Dans ces conditions, alors que le score sur l’échelle MARDS est de 16 points sur 60 à la date de la consolidation et qu’il a bien été tenu compte des troubles du comportement (perte de confiance, irritabilité, repli social), il n’est pas établi en quoi le taux de 10 % retenu au regard du barème sus-cité ne correspond pas à une juste évaluation de l’IPP à la date de la consolidation au regard de la situation de l’assurée étant à nouveau rappelé qu’il n’est pas contesté que la note seuil de dépression est de 15 de sorte que le taux de 10 % correspond bien à l’intensité de l’état dépressif.
Il n’y a donc pas lieu de modifier le taux notifié par la caisse.
1) Sur le coefficient professionnel.
Il résulte de la circulaire CNAMTS du 5/10/1992 qu’un coefficient professionnel peut être appliqué en cas de perte de salaire réelle lorsqu’une IPP d’origine médicale a été attribuée. Ce coefficient correspond à un correctif majorant le taux d’incapacité fonctionnelle, tenant compte des conséquences de l’accident ou de la maladie sur la carrière professionnelle de l’assuré et notamment des risques de perte d’emploi ou de difficultés de reclassement sans limiter l’appréciation de ces éléments à l’activité au cours de laquelle est survenu l’accident (en ce sens, v. not.

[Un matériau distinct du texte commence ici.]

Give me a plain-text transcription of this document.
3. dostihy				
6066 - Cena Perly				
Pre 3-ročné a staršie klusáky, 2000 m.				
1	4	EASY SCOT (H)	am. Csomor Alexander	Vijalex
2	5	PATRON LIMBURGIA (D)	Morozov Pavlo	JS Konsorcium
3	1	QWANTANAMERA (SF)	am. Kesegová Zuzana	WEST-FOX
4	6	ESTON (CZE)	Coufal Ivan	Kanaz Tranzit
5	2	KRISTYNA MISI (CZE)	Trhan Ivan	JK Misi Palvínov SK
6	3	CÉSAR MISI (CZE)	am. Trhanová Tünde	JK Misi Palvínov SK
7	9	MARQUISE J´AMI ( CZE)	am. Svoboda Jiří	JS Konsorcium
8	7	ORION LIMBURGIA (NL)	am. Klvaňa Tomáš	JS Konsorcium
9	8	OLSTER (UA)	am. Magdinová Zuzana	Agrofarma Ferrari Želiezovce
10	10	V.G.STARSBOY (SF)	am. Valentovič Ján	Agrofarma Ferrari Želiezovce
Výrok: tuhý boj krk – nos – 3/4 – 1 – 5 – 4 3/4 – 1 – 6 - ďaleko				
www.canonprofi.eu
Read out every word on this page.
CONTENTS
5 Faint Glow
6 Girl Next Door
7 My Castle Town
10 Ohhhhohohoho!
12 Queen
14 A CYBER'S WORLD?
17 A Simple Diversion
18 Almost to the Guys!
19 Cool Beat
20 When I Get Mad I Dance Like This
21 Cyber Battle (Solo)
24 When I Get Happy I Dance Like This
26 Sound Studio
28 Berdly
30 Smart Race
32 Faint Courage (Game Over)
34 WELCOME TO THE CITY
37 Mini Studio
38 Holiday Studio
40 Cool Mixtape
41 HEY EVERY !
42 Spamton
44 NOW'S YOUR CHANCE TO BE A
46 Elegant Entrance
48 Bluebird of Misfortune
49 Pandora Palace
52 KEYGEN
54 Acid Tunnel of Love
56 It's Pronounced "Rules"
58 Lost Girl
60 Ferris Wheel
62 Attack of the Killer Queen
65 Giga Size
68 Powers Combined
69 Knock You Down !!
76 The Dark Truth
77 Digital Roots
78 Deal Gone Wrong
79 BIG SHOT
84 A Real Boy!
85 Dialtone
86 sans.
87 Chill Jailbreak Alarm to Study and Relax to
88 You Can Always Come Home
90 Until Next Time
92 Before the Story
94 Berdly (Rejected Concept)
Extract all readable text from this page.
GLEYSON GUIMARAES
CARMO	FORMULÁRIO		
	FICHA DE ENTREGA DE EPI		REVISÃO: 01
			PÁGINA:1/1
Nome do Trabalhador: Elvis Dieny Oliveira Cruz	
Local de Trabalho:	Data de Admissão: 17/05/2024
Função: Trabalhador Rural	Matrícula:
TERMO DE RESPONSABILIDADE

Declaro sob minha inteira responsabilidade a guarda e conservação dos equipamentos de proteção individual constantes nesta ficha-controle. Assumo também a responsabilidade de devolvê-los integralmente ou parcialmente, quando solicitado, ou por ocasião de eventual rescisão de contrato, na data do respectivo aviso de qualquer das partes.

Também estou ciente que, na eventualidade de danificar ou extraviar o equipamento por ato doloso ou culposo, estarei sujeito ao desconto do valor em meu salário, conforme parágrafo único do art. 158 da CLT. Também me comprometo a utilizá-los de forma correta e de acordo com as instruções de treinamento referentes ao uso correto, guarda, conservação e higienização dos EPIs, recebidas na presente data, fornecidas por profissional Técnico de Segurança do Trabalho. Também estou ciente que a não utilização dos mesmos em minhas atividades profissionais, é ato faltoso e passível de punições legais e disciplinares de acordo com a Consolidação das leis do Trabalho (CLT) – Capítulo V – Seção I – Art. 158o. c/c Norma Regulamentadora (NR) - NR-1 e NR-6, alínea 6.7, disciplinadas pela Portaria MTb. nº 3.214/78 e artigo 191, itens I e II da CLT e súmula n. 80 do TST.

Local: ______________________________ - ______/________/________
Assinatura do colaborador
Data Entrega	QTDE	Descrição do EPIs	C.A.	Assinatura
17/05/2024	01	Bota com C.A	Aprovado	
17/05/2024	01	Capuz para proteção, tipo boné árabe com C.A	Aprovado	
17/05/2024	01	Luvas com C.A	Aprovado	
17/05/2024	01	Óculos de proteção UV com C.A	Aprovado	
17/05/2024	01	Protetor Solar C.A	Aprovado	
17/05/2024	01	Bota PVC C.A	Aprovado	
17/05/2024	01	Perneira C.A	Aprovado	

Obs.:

Soc., 26 mars 1984, n° 82-16.503), des caractéristiques de la profession exercée (en ce sens, Soc., 15 juin 1983, n° 83-12.268), de l’octroi d’une qualification inférieure (en ce sens, Soc., 21 juin 1990, n° 88-13.605) ou de la perte d’une rémunération supplémentaire (en ce sens, Soc., 17 mai 1982, n° 80-16.358).

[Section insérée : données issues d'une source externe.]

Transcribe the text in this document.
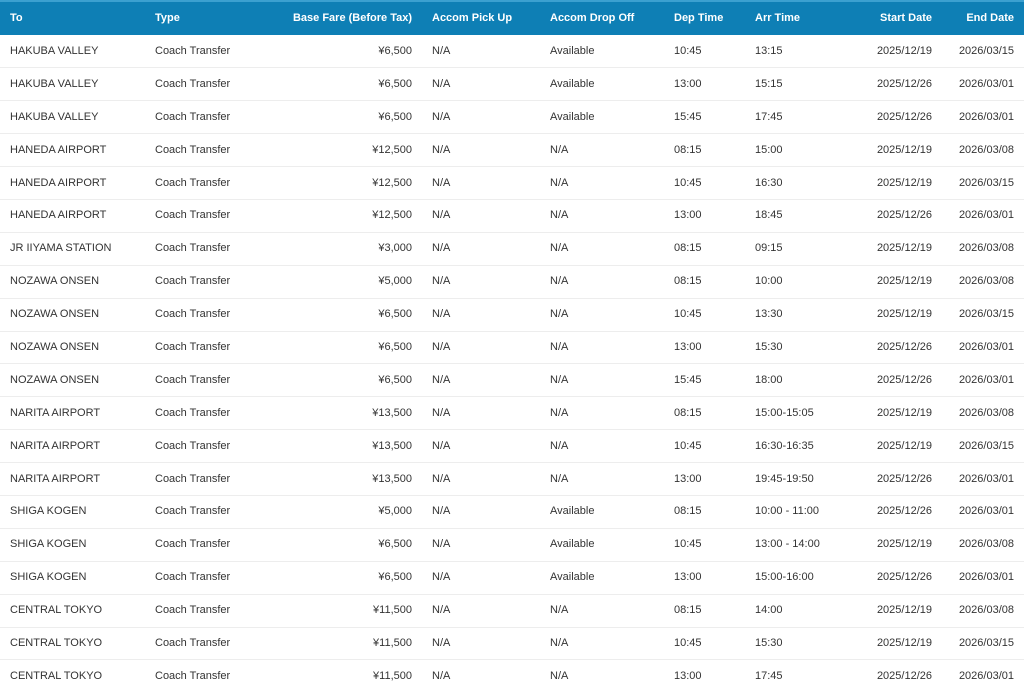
To	Type	Base Fare (Before Tax)	Accom Pick Up	Accom Drop Off	Dep Time	Arr Time	Start Date	End Date
HAKUBA VALLEY	Coach Transfer	¥6,500	N/A	Available	10:45	13:15	2025/12/19	2026/03/15
HAKUBA VALLEY	Coach Transfer	¥6,500	N/A	Available	13:00	15:15	2025/12/26	2026/03/01
HAKUBA VALLEY	Coach Transfer	¥6,500	N/A	Available	15:45	17:45	2025/12/26	2026/03/01
HANEDA AIRPORT	Coach Transfer	¥12,500	N/A	N/A	08:15	15:00	2025/12/19	2026/03/08
HANEDA AIRPORT	Coach Transfer	¥12,500	N/A	N/A	10:45	16:30	2025/12/19	2026/03/15
HANEDA AIRPORT	Coach Transfer	¥12,500	N/A	N/A	13:00	18:45	2025/12/26	2026/03/01
JR IIYAMA STATION	Coach Transfer	¥3,000	N/A	N/A	08:15	09:15	2025/12/19	2026/03/08
NOZAWA ONSEN	Coach Transfer	¥5,000	N/A	N/A	08:15	10:00	2025/12/19	2026/03/08
NOZAWA ONSEN	Coach Transfer	¥6,500	N/A	N/A	10:45	13:30	2025/12/19	2026/03/15
NOZAWA ONSEN	Coach Transfer	¥6,500	N/A	N/A	13:00	15:30	2025/12/26	2026/03/01
NOZAWA ONSEN	Coach Transfer	¥6,500	N/A	N/A	15:45	18:00	2025/12/26	2026/03/01
NARITA AIRPORT	Coach Transfer	¥13,500	N/A	N/A	08:15	15:00-15:05	2025/12/19	2026/03/08
NARITA AIRPORT	Coach Transfer	¥13,500	N/A	N/A	10:45	16:30-16:35	2025/12/19	2026/03/15
NARITA AIRPORT	Coach Transfer	¥13,500	N/A	N/A	13:00	19:45-19:50	2025/12/26	2026/03/01
SHIGA KOGEN	Coach Transfer	¥5,000	N/A	Available	08:15	10:00 - 11:00	2025/12/26	2026/03/01
SHIGA KOGEN	Coach Transfer	¥6,500	N/A	Available	10:45	13:00 - 14:00	2025/12/19	2026/03/08
SHIGA KOGEN	Coach Transfer	¥6,500	N/A	Available	13:00	15:00-16:00	2025/12/26	2026/03/01
CENTRAL TOKYO	Coach Transfer	¥11,500	N/A	N/A	08:15	14:00	2025/12/19	2026/03/08
CENTRAL TOKYO	Coach Transfer	¥11,500	N/A	N/A	10:45	15:30	2025/12/19	2026/03/15
CENTRAL TOKYO	Coach Transfer	¥11,500	N/A	N/A	13:00	17:45	2025/12/26	2026/03/01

En l’espèce, ainsi que le souligne la caisse, l’assurée a été licenciée pour insuffisance professionnelle ; aucune inaptitude liée à sa maladie professionnelle n’a été constatée et n’est pas justifiée de ce qu’elle a subi un préjudice économique en lien direct et certain avec les séquelles constatées à la date de consolidation. Il n’est d’ailleurs apporté aucune précision sur la nature et le montant de la rémunération et ou des prestations perçues dans les suites de son licenciement.
S’il résulte des pièces produites aux débats qu’elle a déposé de nombreuses candidatures qui n’ont pas pu aboutir, il n’est pas pour autant établi que c’est en raison des séquelles de la maladie professionnelle.
L’expert nommé n’a d’ailleurs pas retenu de taux socioprofessionnels. Il y a lieu d’observer à ce titre que l’expert relève qu’indépendamment de l’état de santé actuelle de l’assurée, la conjoncture est plus difficile à retrouver un emploi dans les mêmes conditions qu’elle a connues auparavant.
Dans ces conditions, il n’est pas justifié de l’existence un préjudice économique directement imputable à la maladie professionnelle à la date de consolidation.
La demande formée à ce titre est ainsi rejetée.
Sur les dépens.
Partie perdante, l’assurée est condamnée aux dépens de l’instance, conformément à l’article 696 du code de procédure civile.
PAR CES MOTIFS
Le tribunal, statuant après débats en audience publique, par jugement contradictoire, rendu en premier ressort et par mise à disposition au greffe :
DIT qu’à la date du 16 décembre 2022, le taux d’incapacité permanente partielle présenté par Madame [G] [K] des suites de la maladie professionnelle prise en charge par décision de la caisse primaire d’assurance maladie d’Ille-et-Vilaine du 2 décembre 2022 est de 10 % au titre du taux médical ;
REJETTE les demandes de Madame [G] [K] ;
CONDAMNE Madame [G] [K] aux dépens.
Ainsi jugé et prononcé, les mois, jour et an que susdits.